I agree. When I first put in the El Toro, I was mowing once a week with a John Deere rider and cutting at 2". By the end of the summer, the grass tips would fray even with razor sharp blades because of how thick the grass gets. If you want a low maintenance, drought tolerant lawn at 2-2.5", a japonica can be great. You have to make sure the blades are kept very sharp and that you don't over fertilize it though. Zoysia patch is more prevalent in higher cut zoysia though in my experience.


----------



## Greendoc (Mar 24, 2018)

I can confirm the increased Zoysia Patch in high cut lawns. Never saw it in El Toro when every month of the year we had sun and warm weather. Irregardless of if that lawn was reel low or not. Now, high mowed Zoysia can turn into a dead mess by December. Difference is, that it now rains a lot here. Gets cool starting in November.
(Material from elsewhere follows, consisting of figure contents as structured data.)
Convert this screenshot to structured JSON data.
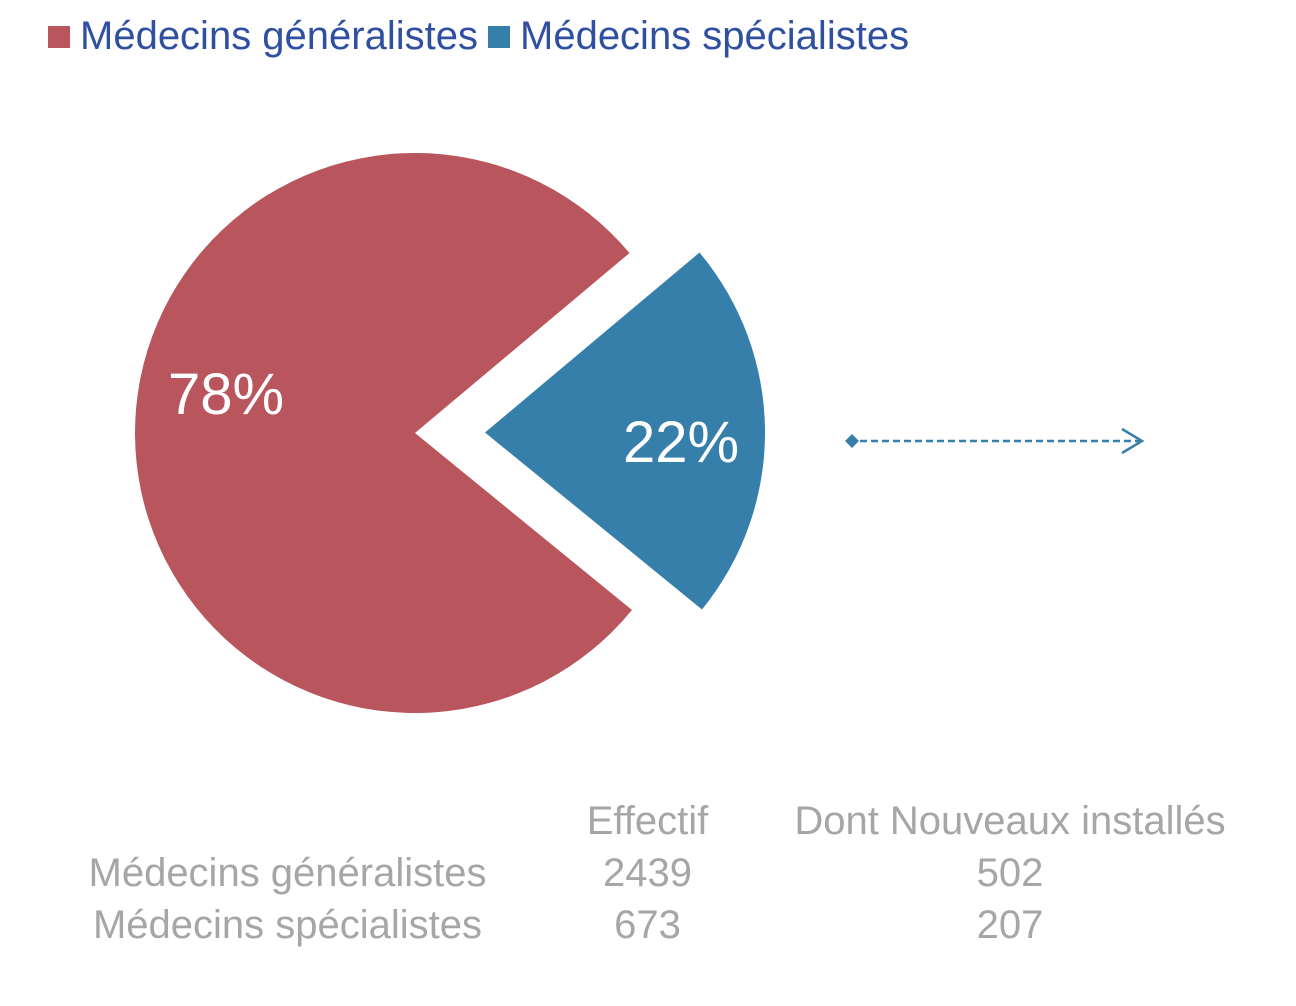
{
  "chart_data": {
    "type": "pie",
    "legend": "top-left",
    "categories": [
      "Médecins généralistes",
      "Médecins spécialistes"
    ],
    "values": [
      78,
      22
    ],
    "labels": [
      "78%",
      "22%"
    ],
    "colors": [
      "#b9555c",
      "#367fab"
    ],
    "exploded": [
      false,
      true
    ]
  },
  "table": {
    "headers": [
      "",
      "Effectif",
      "Dont Nouveaux installés"
    ],
    "rows": [
      [
        "Médecins généralistes",
        "2439",
        "502"
      ],
      [
        "Médecins spécialistes",
        "673",
        "207"
      ]
    ]
  },
  "connector_color": "#367fab"
}
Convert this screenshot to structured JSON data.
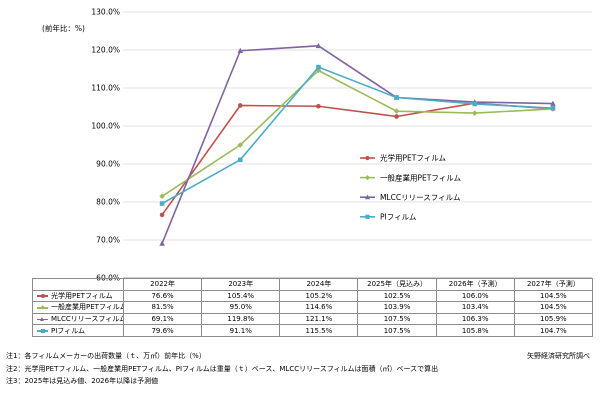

Cool and wet is Zoysia Patch weather.


----------



## Spammage (Apr 30, 2017)

Yep, here that starts last week of September/1st week of October.


----------



## datcope (Oct 29, 2018)

@Greendoc @Spammage Thanks for the insight! So, if I keep the height at 2.5", my mower blades sharp and I don't over fertilize, I should be......



Regarding fertilizer, do either of you have a recommendation on what type of fertilizer to use?


----------



## Greendoc (Mar 24, 2018)

As little as possible, if you cannot mow low, Zoysia is best kept underfed.


----------



## datcope (Oct 29, 2018)

@Greendoc thanks! BTW, I did a Google search on 'underfed'....learned a new word today. lol


----------



## Greendoc (Mar 24, 2018)

High mowed Zoysia is not to be kept as a high input grass. Ration water as well. I have seen Zoysia with water rationed and fertilizer limited grow at very moderate rates. Zoysia that is heavily fertilized and watered a lot grows faster than Bermuda. I looked up Palisades because I am not familiar. It is similar to El Toro. You do not water or feed El Toro heavily unless there are provisions to mow it low very frequently and it is growth regulated. To do contrary to that can lead to a grass that tries to grow up to 6" per week.


----------